The library also bundles all implicit Serdes of the commonly used primitive types in a Scala module - so just import the module vals and have all Serdes in scope. A similar strategy of modular implicits can be adopted for any user-defined Serdes as well (User-defined Serdes are discussed in the next section).
Here's an example:
// DefaultSerdes brings into scope implicit Serdes (mostly for primitives)
// that will set up all Grouped, Produced, Consumed and Joined instances.
// So all APIs below that accept Grouped, Produced, Consumed or Joined will
// get these instances automatically
import Serdes._
val builder = new StreamsBuilder()
val userClicksStream: KStream[String, Long] = builder.stream(userClicksTopic)
val userRegionsTable: KTable[String, String] = builder.table(userRegionsTopic)
// The following code fragment does not have a single instance of Grouped,
// Produced, Consumed or Joined supplied explicitly.
// All of them are taken care of by the implicit Serdes imported by DefaultSerdes
val clicksPerRegion: KTable[String, Long] =
userClicksStream
.leftJoin(userRegionsTable)((clicks, region) => (if (region == null) "UNKNOWN" else region, clicks))

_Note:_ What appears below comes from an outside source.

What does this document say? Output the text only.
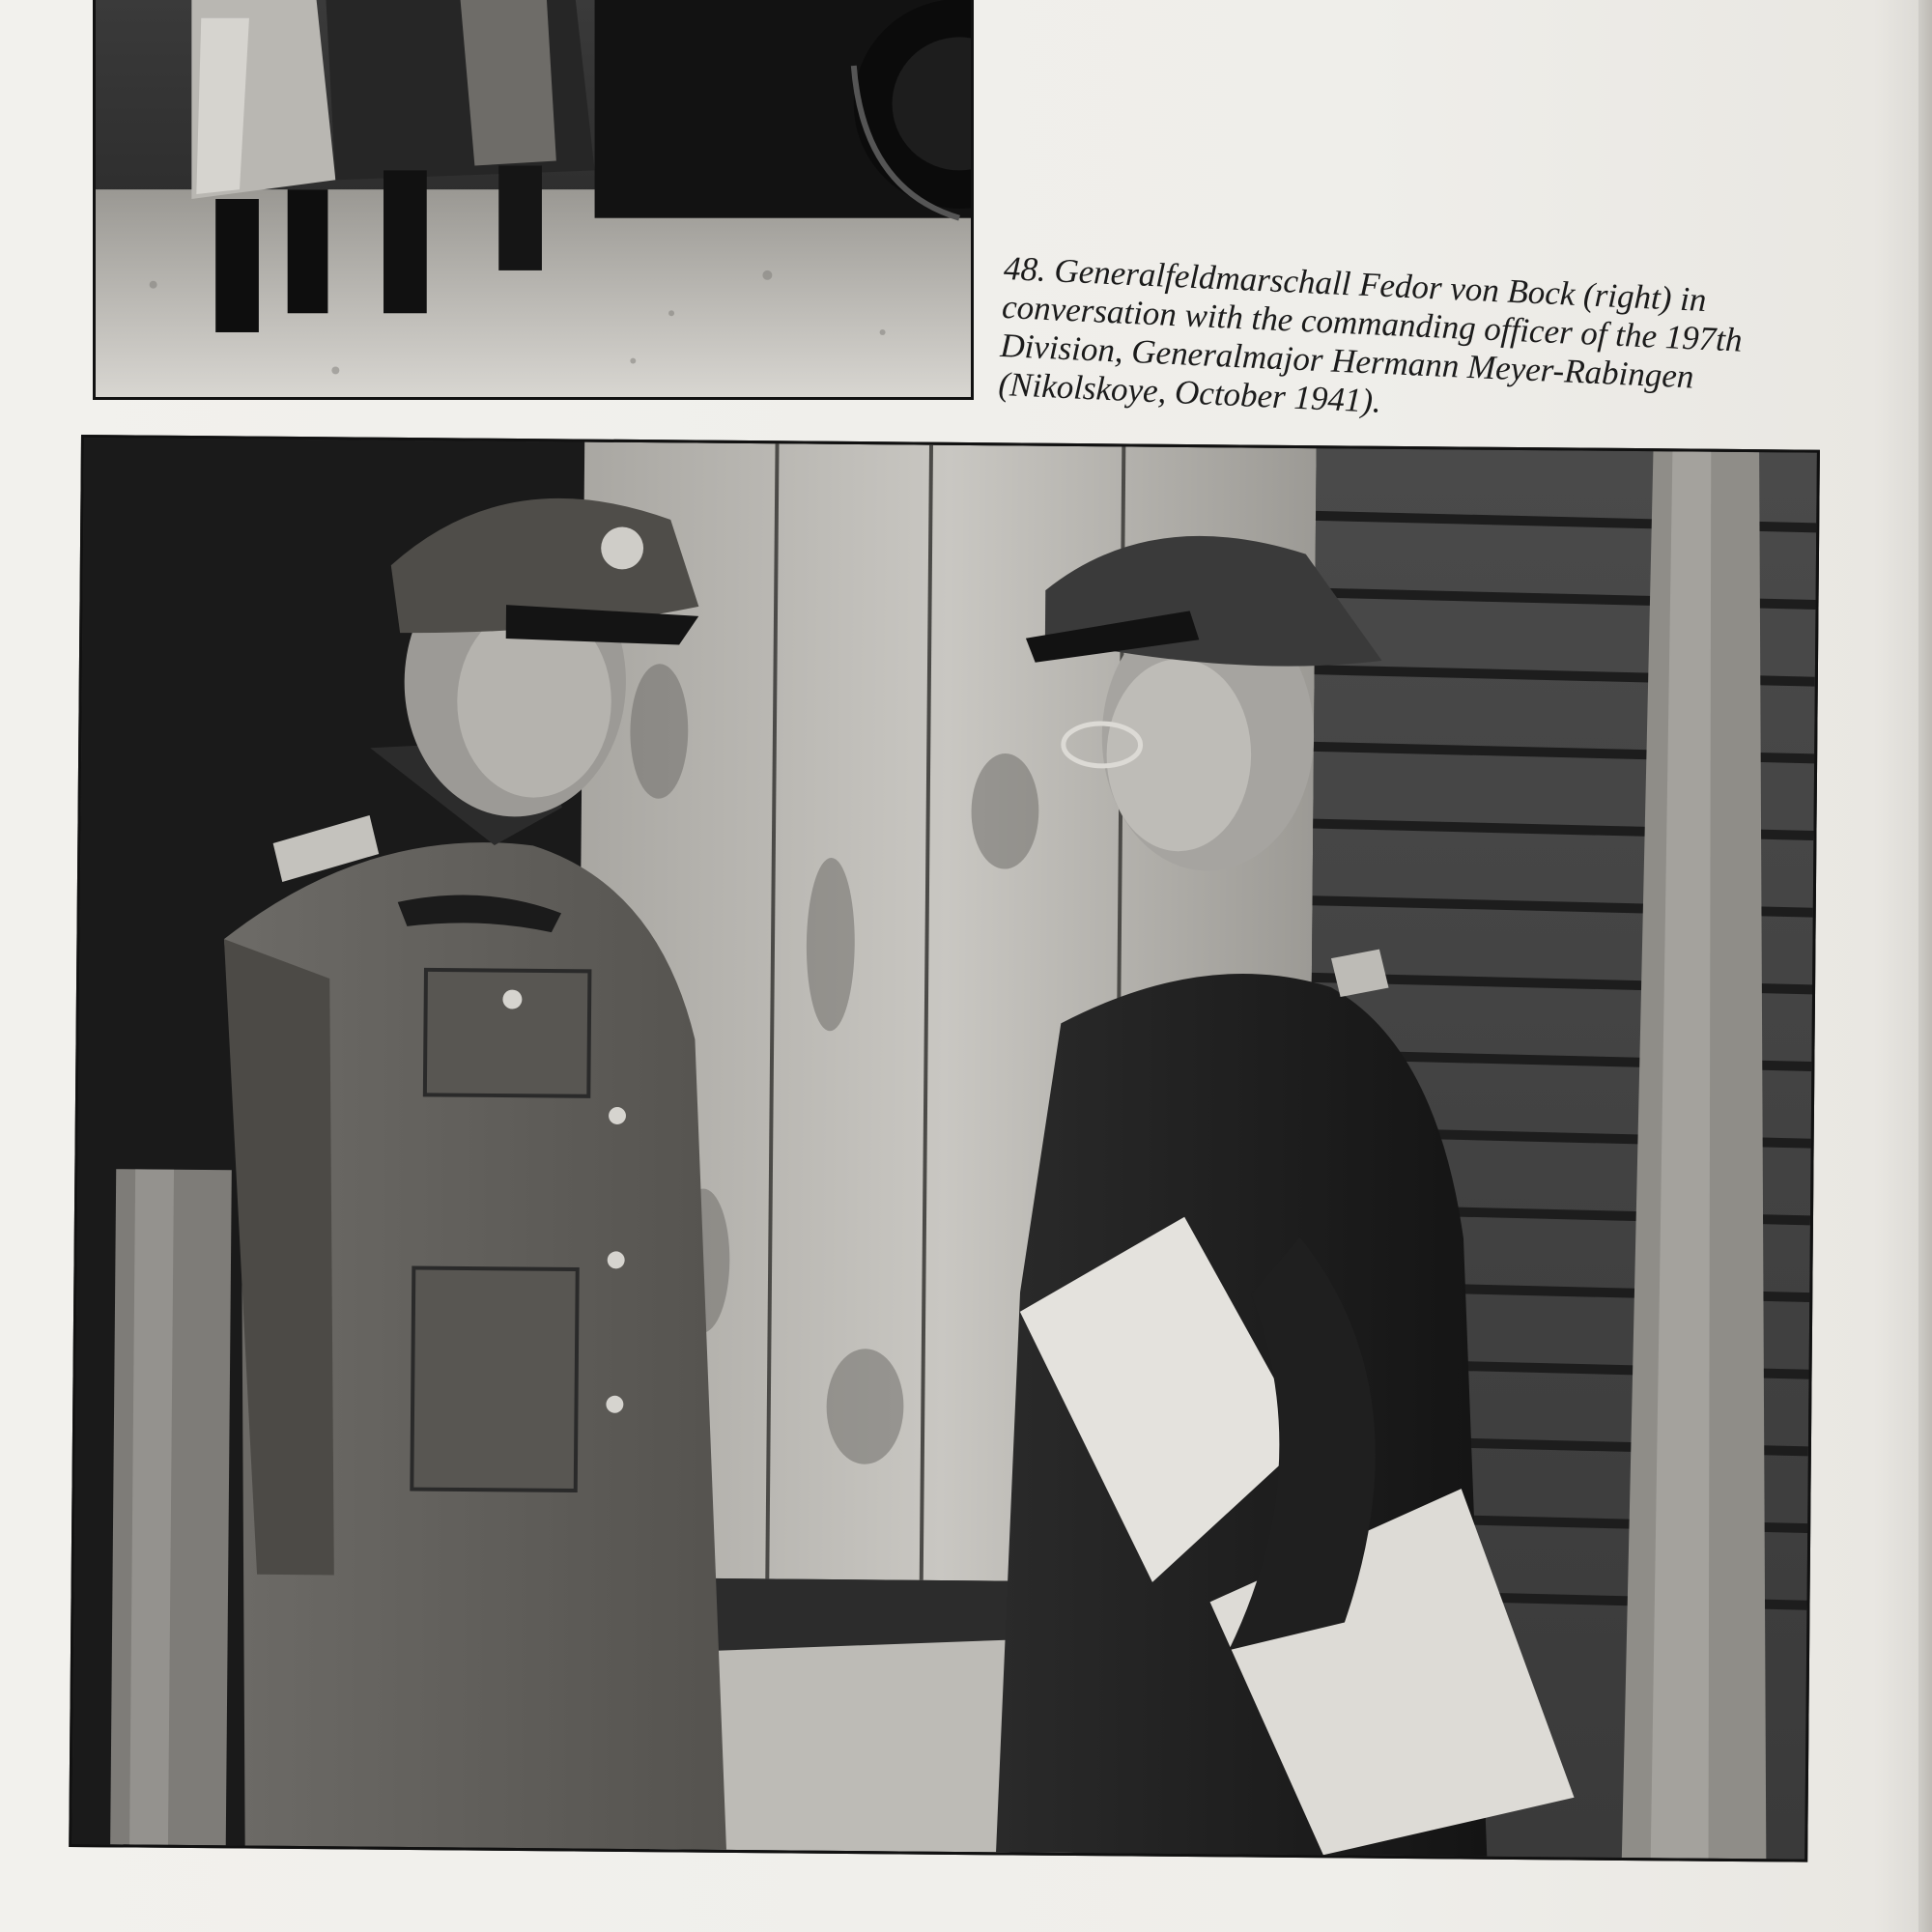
48. Generalfeldmarschall Fedor von Bock (right) in conversation with the commanding officer of the 197th Division, Generalmajor Hermann Meyer-Rabingen (Nikolskoye, October 1941).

.map((_, regionWithClicks) => regionWithClicks)
.groupByKey
.reduce(_ + _)
clicksPerRegion.toStream.to(outputTopic)
Quite a few things are going on in the above code snippet that may warrant a few lines of elaboration:
- The code snippet does not depend on any config defined Serdes. In fact any Serdes defined as part of the config will be ignored.
- All Serdes are picked up from the implicits in scope. And
import Serdes._
brings all necessary Serdes in scope. - This is an example of compile time type safety that we don't have in the Java APIs.
- The code looks less verbose and more focused towards the actual transformation that it does on the data stream.
User-Defined Serdes
When the default primitive Serdes are not enough and we need to define custom Serdes, the usage is exactly the same as above. Just define the implicit Serdes and start building the stream transformation. Here's an example with AvroSerde
:
// domain object as a case class
case class UserClicks(clicks: Long)
// An implicit Serde implementation for the values we want to
// serialize as avro
implicit val userClicksSerde: Serde[UserClicks] = new AvroSerde
// Primitive Serdes
import Serdes._
// And then business as usual ..
val userClicksStream: KStream[String, UserClicks] = builder.stream(userClicksTopic)
val userRegionsTable: KTable[String, String] = builder.table(userRegionsTopic)
// Compute the total per region by summing the individual click counts per region.
val clicksPerRegion: KTable[String, Long] =
userClicksStream
// Join the stream against the table.
.leftJoin(userRegionsTable)((clicks, region) => (if (region == null) "UNKNOWN" else region, clicks.clicks))
// Change the stream from <user> -> <region, clicks> to <region> -> <clicks>
.map((_, regionWithClicks) => regionWithClicks)
// Compute the total per region by summing the individual click counts per region.
.groupByKey
.reduce(_ + _)
// Write the (continuously updating) results to the output topic.
clicksPerRegion.toStream.to(outputTopic)
A complete example of user-defined Serdes can be found in a test class within the library.